Teeth take time to develop – and so do problems. Usually, these will not appear until a child’s second teeth start to come through, around the age of six. Between the age of five to seven, the front teeth will change from baby to adult teeth, with the molars coming in next. It’s from this point that potential problems may arise with overcrowding, or protruding teeth. It’s a waiting game to see how the teeth develop – although in some instances dentists identify future overcrowding and carry out extractions to make room. Generally, the dentist will moitor these problems from an early age, but will not actually start treating them until the early teens.

Avoid fizzy drinks, but if kids do have the odd one get them to drink through a straw which helps the sugar bypass the teeth.


When you’re brushing…

Use a pea-sized blob of fluoride toothpaste.

Brush twice a day, two minutes at a time.

Supervise children under seven, and do younger children yourself.

Use the correct toothbrush for your child’s age.

Get your child to spit, not rinse – this helps fluoride stay on the teeth for longer.

Don’t floss baby teeth, but introduce floss and children’s mouthwash once adult teeth are through.

When you’re eating…

Avoid fizzy drinks, but if kids do have the odd one get them to drink through a straw which helps the sugar bypass the teeth.

Discourage endless snacking.

Choose snacks like breadsticks and cheese, which don’t contain sugar.
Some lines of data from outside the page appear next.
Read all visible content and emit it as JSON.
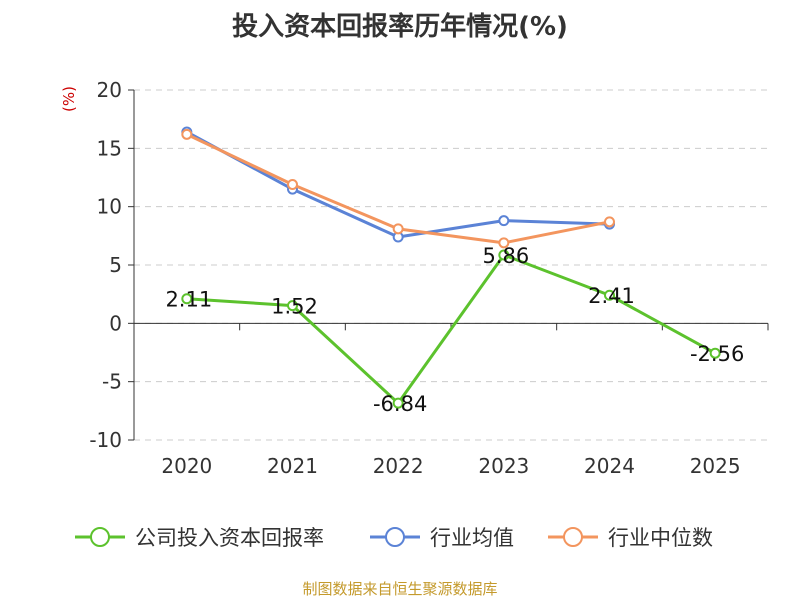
{
  "chart_data": {
    "type": "line",
    "title": "投入资本回报率历年情况(%)",
    "ylabel": "(%)",
    "categories": [
      "2020",
      "2021",
      "2022",
      "2023",
      "2024",
      "2025"
    ],
    "ylim": [
      -10,
      20
    ],
    "yticks": [
      -10,
      -5,
      0,
      5,
      10,
      15,
      20
    ],
    "grid": true,
    "legend_position": "bottom",
    "series": [
      {
        "name": "公司投入资本回报率",
        "color": "#5cc22d",
        "values": [
          2.11,
          1.52,
          -6.84,
          5.86,
          2.41,
          -2.56
        ],
        "labels": [
          "2.11",
          "1.52",
          "-6.84",
          "5.86",
          "2.41",
          "-2.56"
        ]
      },
      {
        "name": "行业均值",
        "color": "#5b83d6",
        "values": [
          16.4,
          11.5,
          7.4,
          8.8,
          8.5,
          null
        ]
      },
      {
        "name": "行业中位数",
        "color": "#f3955e",
        "values": [
          16.2,
          11.9,
          8.1,
          6.9,
          8.7,
          null
        ]
      }
    ]
  },
  "source": "制图数据来自恒生聚源数据库"
}
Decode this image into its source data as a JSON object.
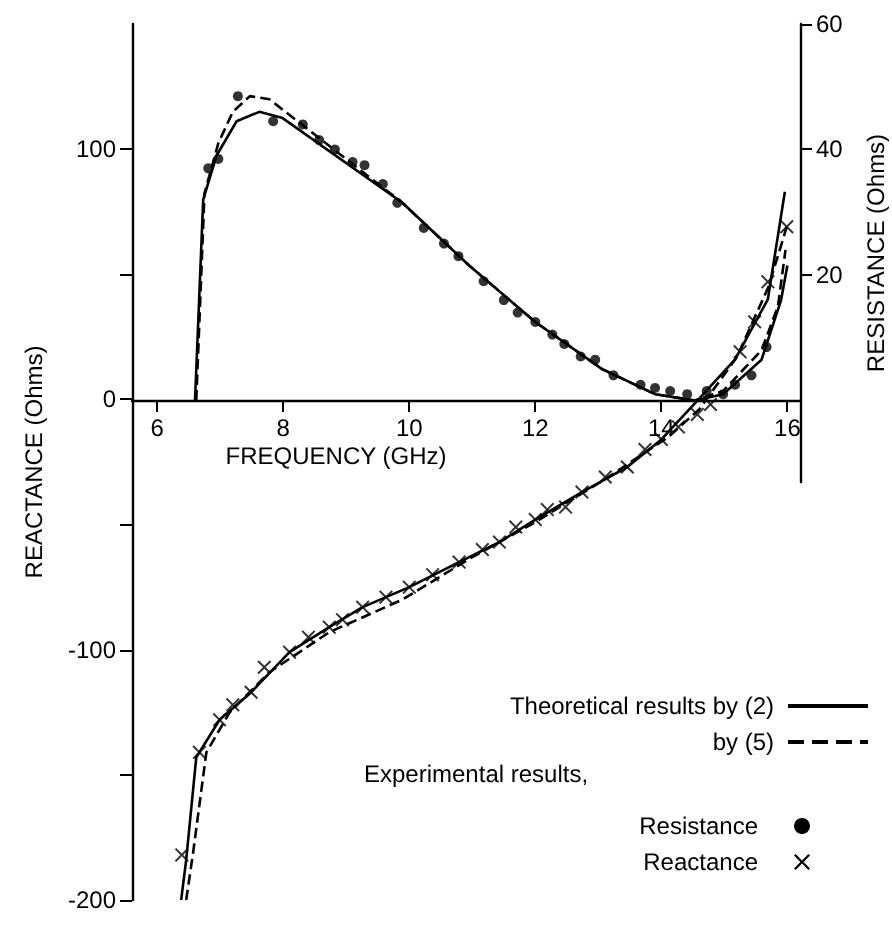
{
  "chart_data": {
    "type": "line",
    "xlabel": "FREQUENCY (GHz)",
    "ylabel": "REACTANCE (Ohms)",
    "y2label": "RESISTANCE (Ohms)",
    "xlim": [
      5.6,
      16.2
    ],
    "xticks": [
      6,
      8,
      10,
      12,
      14,
      16
    ],
    "ylim": [
      -200,
      150
    ],
    "yticks": [
      -200,
      {
        "value": -150,
        "label": null
      },
      -100,
      {
        "value": -50,
        "label": null
      },
      0,
      {
        "value": 50,
        "label": null
      },
      100
    ],
    "y2lim": [
      -13,
      60
    ],
    "y2ticks": [
      20,
      40,
      60
    ],
    "grid": false,
    "legend": "bottom right",
    "annotations": [
      "Experimental results,"
    ],
    "series": [
      {
        "name": "Theoretical results by (2)",
        "axis": "y2",
        "color": "#000000",
        "line_style": "solid",
        "marker": "none",
        "x": [
          6.6,
          6.73,
          6.94,
          7.26,
          7.62,
          7.99,
          9.89,
          10.95,
          12.0,
          13.06,
          13.9,
          14.53,
          14.98,
          15.59,
          15.9,
          16.0
        ],
        "values": [
          0,
          32,
          39,
          44.5,
          46,
          45,
          31.5,
          21.5,
          12.5,
          5,
          1,
          0,
          1,
          6.5,
          16,
          21.5
        ]
      },
      {
        "name": "by (5)",
        "axis": "y2",
        "color": "#000000",
        "line_style": "dashed",
        "marker": "none",
        "x": [
          6.62,
          6.75,
          6.97,
          7.2,
          7.47,
          7.78,
          8.1,
          9.89,
          10.95,
          12.0,
          13.06,
          13.9,
          14.53,
          14.98,
          15.59,
          15.85,
          15.97
        ],
        "values": [
          0,
          33,
          41,
          46,
          48.5,
          48,
          45.5,
          31.5,
          21.5,
          12.5,
          5,
          1,
          0,
          1.5,
          8,
          15,
          24
        ]
      },
      {
        "color": "#000000",
        "line_style": "solid",
        "marker": "none",
        "x": [
          6.38,
          6.46,
          6.62,
          6.99,
          7.49,
          8.1,
          8.73,
          9.26,
          10.0,
          10.79,
          11.43,
          12.0,
          12.74,
          13.46,
          14.0,
          14.59,
          15.17,
          15.69,
          15.96
        ],
        "values": [
          -200,
          -184,
          -143,
          -128,
          -117,
          -101,
          -91,
          -83,
          -75,
          -65,
          -57,
          -48,
          -37,
          -27,
          -16,
          0,
          16,
          40,
          83
        ]
      },
      {
        "color": "#000000",
        "line_style": "dashed",
        "marker": "none",
        "x": [
          6.46,
          6.57,
          6.78,
          7.15,
          7.78,
          8.73,
          9.89,
          11.0,
          12.0,
          13.1,
          14.11,
          14.6,
          15.2,
          15.7,
          15.99
        ],
        "values": [
          -200,
          -181,
          -141,
          -125,
          -109,
          -93,
          -80,
          -63,
          -49,
          -32,
          -15,
          -4,
          17,
          45,
          69
        ]
      },
      {
        "name": "Resistance",
        "type": "scatter",
        "axis": "y2",
        "color": "#000000",
        "marker": "circle",
        "x": [
          6.81,
          6.97,
          7.28,
          7.84,
          8.31,
          8.57,
          8.82,
          9.1,
          9.29,
          9.58,
          9.81,
          10.23,
          10.55,
          10.78,
          11.18,
          11.5,
          11.72,
          12.0,
          12.27,
          12.46,
          12.72,
          12.95,
          13.24,
          13.67,
          13.9,
          14.14,
          14.41,
          14.72,
          14.98,
          15.17,
          15.43,
          15.67
        ],
        "values": [
          37,
          38.5,
          48.5,
          44.5,
          44,
          41.5,
          40,
          38,
          37.5,
          34.5,
          31.5,
          27.5,
          25,
          23,
          19,
          16,
          14,
          12.5,
          10.5,
          9,
          7,
          6.5,
          4,
          2.5,
          2,
          1.5,
          1,
          1.5,
          1,
          2.5,
          4,
          8.5
        ]
      },
      {
        "name": "Reactance",
        "type": "scatter",
        "color": "#000000",
        "marker": "cross",
        "x": [
          6.39,
          6.67,
          6.99,
          7.2,
          7.49,
          7.7,
          8.1,
          8.4,
          8.73,
          8.94,
          9.26,
          9.63,
          10.0,
          10.37,
          10.79,
          11.16,
          11.43,
          11.69,
          12.0,
          12.19,
          12.48,
          12.74,
          13.11,
          13.46,
          13.74,
          14.0,
          14.27,
          14.57,
          14.78,
          15.25,
          15.48,
          15.69,
          15.99
        ],
        "values": [
          -182,
          -141,
          -128,
          -122,
          -117,
          -107,
          -101,
          -95,
          -91,
          -88,
          -83,
          -79,
          -75,
          -70,
          -65,
          -60,
          -57,
          -51,
          -48,
          -44,
          -43,
          -37,
          -31,
          -27,
          -20,
          -16,
          -11,
          -6,
          -2,
          19,
          31,
          47,
          69
        ]
      }
    ]
  }
}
My child’s knocked a tooth out

If your child knocks out a baby tooth, it’s worth getting him seen by your dentist as soon as possible: although it’s unlikely that any action will be taken, as the tooth would have fallen out in time anyway. If your child knocks out an adult tooth, it can be replaced. Find the tooth and put it back in the socket straight away – then get to a dentist. If the tooth won’t go back in, either put it in milk, or in the child’s cheek, until you get to the dentist.

My child needs a filling

Fillings are likely to be done under local anaesthetic. The dentist will usually apply a topical anaesthetic to numb the gum on a cotton roll in the cheek before carrying out the injection to numb the tooth. The injection will be quick and should hardly hurt at all. Again, a positive attitude is key to helping your child stay calm. It’s important not to pass on your own preconceptions. An injection shouldn’t actually be painful if the gum has been numbed beforehand. But if you say afterwards: ‘That didn’t hurt, did it?’ your child will pick up that it could be painful and will be more resistant to the procedure next time.


Five-year-old son Arthur was playing ‘spinning round’ with one of his friends when he spun out of control and fell on his face. His mum Naomi takes up the story.

‘One of his front baby teeth had taken a severe knock. It was wobbly and bleeding. I rang our dentist straight away. “Bring him in this afternoon,” she said.

In the chair, Arthur asked the dentist hopefully: “Will it fall out so I get money for it?” “In time, but probably not today,” she said.

The dentist advised me that as it was a baby tooth, there was no need to do anything. “It will probably be one of the first to fall out, but there’s no actual damage,’ she said. ‘Keep an eye on it and come back if it starts to feel sore, as it could be infected.”

She told Arthur he was a very brave boy, and gave him a sticker. Everything healed very quickly. Six months later, the tooth still hasn’t fallen out – but Arthur is living in hope!’